In Maestas v. State, 76 So. 3d 991 (Fla. 4th DCA 2011), the court upheld the constitutionality of the drug trafficking statutes by reasoning that the state retains the burden in drug trafficking cases. The court explained that the statute does not create a strict liability possession crime because the statute provides that if the defense is raised, the state retains the burden of overcoming the defense by proving beyond a reasonable doubt that the defendant knew of the drugs' illicit nature. Also, Fla. Std.

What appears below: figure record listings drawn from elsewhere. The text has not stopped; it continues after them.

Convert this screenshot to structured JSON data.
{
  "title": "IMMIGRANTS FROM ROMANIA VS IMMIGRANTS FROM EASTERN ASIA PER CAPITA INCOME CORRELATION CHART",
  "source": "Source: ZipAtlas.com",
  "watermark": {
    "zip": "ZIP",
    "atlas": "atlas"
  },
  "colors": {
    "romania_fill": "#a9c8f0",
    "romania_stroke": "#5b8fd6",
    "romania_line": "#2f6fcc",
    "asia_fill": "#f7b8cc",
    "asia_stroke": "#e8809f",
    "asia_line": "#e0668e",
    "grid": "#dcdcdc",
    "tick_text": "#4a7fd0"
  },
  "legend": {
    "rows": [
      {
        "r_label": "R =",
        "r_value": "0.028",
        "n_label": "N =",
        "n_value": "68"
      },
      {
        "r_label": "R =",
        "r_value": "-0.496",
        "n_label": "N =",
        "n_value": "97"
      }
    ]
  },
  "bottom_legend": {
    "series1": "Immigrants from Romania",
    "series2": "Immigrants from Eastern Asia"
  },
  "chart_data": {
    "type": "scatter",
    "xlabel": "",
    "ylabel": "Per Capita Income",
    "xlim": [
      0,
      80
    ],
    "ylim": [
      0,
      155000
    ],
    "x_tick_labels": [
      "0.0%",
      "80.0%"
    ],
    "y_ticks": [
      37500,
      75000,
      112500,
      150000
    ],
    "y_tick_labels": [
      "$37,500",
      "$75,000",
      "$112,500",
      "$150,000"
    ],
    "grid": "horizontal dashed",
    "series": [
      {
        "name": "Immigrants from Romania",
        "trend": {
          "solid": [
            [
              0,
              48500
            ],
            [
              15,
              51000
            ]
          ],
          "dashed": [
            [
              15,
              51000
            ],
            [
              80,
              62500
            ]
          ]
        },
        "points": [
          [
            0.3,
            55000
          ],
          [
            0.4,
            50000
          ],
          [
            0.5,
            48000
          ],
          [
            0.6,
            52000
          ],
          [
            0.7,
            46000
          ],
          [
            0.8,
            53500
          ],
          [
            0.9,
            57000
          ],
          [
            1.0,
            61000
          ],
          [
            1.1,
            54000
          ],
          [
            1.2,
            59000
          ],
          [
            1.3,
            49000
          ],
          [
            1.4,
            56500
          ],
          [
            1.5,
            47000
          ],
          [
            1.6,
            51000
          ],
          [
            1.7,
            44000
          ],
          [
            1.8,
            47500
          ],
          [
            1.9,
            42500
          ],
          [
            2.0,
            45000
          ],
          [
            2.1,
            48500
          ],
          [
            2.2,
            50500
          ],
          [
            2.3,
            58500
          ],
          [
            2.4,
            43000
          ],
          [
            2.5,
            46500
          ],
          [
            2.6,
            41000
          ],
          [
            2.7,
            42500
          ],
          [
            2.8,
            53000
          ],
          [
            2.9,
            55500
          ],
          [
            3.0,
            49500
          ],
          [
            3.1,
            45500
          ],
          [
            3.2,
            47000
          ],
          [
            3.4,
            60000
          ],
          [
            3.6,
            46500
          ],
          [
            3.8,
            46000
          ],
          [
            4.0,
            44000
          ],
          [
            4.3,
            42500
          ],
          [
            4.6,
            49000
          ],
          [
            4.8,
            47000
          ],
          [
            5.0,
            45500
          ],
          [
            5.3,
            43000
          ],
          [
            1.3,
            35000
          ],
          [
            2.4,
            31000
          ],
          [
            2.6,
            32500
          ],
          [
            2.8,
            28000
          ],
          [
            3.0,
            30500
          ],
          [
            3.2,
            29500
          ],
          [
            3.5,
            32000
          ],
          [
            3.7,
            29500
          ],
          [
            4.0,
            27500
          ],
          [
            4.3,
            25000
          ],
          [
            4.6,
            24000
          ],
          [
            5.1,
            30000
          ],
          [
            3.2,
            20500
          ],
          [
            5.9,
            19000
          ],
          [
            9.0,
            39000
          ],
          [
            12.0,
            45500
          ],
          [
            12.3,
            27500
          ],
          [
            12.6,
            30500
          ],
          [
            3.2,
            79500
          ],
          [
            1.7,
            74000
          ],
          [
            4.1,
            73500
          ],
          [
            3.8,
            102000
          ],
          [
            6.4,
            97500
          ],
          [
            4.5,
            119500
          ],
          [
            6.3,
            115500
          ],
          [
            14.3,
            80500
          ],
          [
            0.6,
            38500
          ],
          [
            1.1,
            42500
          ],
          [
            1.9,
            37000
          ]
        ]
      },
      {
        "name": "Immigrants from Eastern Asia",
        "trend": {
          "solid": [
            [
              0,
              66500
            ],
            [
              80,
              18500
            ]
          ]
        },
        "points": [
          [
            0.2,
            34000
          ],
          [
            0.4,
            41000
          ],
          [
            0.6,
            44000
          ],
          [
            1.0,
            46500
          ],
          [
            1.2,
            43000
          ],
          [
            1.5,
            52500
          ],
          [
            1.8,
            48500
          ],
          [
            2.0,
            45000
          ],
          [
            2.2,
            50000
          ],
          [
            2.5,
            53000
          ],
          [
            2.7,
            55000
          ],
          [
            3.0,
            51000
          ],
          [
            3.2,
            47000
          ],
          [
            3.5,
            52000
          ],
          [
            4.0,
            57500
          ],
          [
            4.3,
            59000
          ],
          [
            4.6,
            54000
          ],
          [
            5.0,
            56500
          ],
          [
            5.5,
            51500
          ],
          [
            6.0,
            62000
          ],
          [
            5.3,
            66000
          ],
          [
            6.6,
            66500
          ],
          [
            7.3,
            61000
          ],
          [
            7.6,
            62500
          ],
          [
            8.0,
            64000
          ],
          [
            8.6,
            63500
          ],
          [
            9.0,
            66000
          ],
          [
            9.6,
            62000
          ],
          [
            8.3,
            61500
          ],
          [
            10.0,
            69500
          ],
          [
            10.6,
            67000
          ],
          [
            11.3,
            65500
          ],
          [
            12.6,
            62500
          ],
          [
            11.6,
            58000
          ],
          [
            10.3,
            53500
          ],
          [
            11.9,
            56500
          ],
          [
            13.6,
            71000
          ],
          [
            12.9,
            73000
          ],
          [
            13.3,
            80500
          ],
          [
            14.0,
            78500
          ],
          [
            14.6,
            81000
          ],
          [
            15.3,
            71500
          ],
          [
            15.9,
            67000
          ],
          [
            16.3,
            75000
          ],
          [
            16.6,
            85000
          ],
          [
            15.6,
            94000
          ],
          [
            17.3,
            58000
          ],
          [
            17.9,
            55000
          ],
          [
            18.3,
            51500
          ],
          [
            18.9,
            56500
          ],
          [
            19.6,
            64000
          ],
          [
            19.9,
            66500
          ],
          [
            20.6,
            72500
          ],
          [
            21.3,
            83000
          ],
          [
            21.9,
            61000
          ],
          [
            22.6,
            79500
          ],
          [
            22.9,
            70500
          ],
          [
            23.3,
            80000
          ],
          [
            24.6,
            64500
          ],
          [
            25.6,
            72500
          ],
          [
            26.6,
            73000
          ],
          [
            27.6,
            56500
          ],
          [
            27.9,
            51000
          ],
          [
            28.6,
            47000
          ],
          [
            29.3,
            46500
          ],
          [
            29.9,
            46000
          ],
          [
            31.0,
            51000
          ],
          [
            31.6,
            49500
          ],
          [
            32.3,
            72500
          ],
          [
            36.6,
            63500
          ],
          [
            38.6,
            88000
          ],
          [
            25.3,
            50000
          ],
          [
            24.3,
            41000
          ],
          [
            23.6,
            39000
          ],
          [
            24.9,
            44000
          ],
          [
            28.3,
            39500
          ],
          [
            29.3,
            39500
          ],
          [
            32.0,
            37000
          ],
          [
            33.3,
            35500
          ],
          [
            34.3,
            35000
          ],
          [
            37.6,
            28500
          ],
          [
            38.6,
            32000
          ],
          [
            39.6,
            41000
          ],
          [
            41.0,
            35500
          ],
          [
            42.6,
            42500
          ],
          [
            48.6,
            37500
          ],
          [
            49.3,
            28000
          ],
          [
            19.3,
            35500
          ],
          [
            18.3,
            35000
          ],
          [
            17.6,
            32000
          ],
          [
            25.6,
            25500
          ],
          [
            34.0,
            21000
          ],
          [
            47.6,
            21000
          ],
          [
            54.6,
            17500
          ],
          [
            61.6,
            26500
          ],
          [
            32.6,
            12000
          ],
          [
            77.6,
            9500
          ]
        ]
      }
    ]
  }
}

Jury Instr. (Crim.) 25.7 instructs the jury to find the defendant not guilty if they "have reasonable doubt on the question of whether (defendant) knew of the illicit nature of the controlled substance." Thus, in order to retain the constitutionality of the prescription drug statutes, once validly raised, the state must retain the burden.
Therefore, the burden of persuasion should be on the state to disprove the affirmative defense of prescription beyond a reasonable doubt, once the defense is raised by competent and substantial evidence. When dealing with this affirmative defense, the trial court must determine whether there is competent and substantial evidence in the record that tends to establish the defense. The evidence establishing an affirmative defense can exist in the state's case in chief, and does not necessarily require the defendant to put on any evidence. Once the court identifies competent, substantial evidence supporting it, the trial court must instruct the jury on the prescription defense. The competent, substantial evidence standard, therefore, is the threshold test for the trial court to apply when determining whether to give the instruction. Once there is a basis for the giving of an affirmative defense instruction, the state must, through rebuttal or inference in its case in chief, produce evidence that would prove beyond a reasonable doubt the nonexistence of the affirmative defense.